Calderas, volkanların yarattığı en büyük yer şekilleri arasındadır. Genellikle 50 kilometreye ya da sadece 31 kilometreye kadar uzanırlar. Volkanın magma odası boşaldığında volkanın yapısının çökmesine yol açan bir kaldera oluşur. Kalderalar genellikle kapalı depresyon olduğundan, yağmur ve erimiş kar topladıktan sonra göl oluşturma eğilimindedirler. Calderalara benzer şekilde, kraterler genellikle daha küçüktür ve volkanın içindeki patlamaların bir sonucu olarak oluşur.

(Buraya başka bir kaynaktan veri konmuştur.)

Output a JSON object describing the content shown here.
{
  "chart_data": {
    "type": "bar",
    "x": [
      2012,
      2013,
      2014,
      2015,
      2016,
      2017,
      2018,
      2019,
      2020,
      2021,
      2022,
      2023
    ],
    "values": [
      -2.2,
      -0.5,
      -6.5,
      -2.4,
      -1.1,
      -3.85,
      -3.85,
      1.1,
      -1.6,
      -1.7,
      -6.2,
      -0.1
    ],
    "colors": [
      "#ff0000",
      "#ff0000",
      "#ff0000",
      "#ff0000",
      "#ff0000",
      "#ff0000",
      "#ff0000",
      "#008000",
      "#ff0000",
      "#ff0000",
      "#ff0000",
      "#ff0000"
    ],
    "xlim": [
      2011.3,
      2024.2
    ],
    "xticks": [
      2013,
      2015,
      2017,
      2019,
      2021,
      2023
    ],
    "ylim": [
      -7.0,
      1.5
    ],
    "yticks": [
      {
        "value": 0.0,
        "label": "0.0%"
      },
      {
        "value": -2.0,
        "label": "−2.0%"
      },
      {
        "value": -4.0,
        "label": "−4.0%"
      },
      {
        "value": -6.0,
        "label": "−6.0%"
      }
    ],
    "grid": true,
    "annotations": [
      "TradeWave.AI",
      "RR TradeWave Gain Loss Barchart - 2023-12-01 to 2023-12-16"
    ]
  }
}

Plato bazaltları olarak da adlandırılan taşkın bazaltları calderalardan bile büyüktür. Bu sıklıkla yükselen yeryüzü şekilleri binlerce kilometrekareye veya millere kadar uzanabilir. Önceleri, devasa bazalt lav akıntılarının ani bir su baskını gibi aniden göründüğü düşünülmüştü, ancak şu anda Oregon State Üniversitesi'ne göre bu akışın yavaşça hareket ettiği anlaşılıyor. Normal kaya yapılarına benzeyebilirler, ancak taşkın bazaltlar lavlardan yapılmıştır ve garip olsalar da yanardağlar olarak kabul edilir.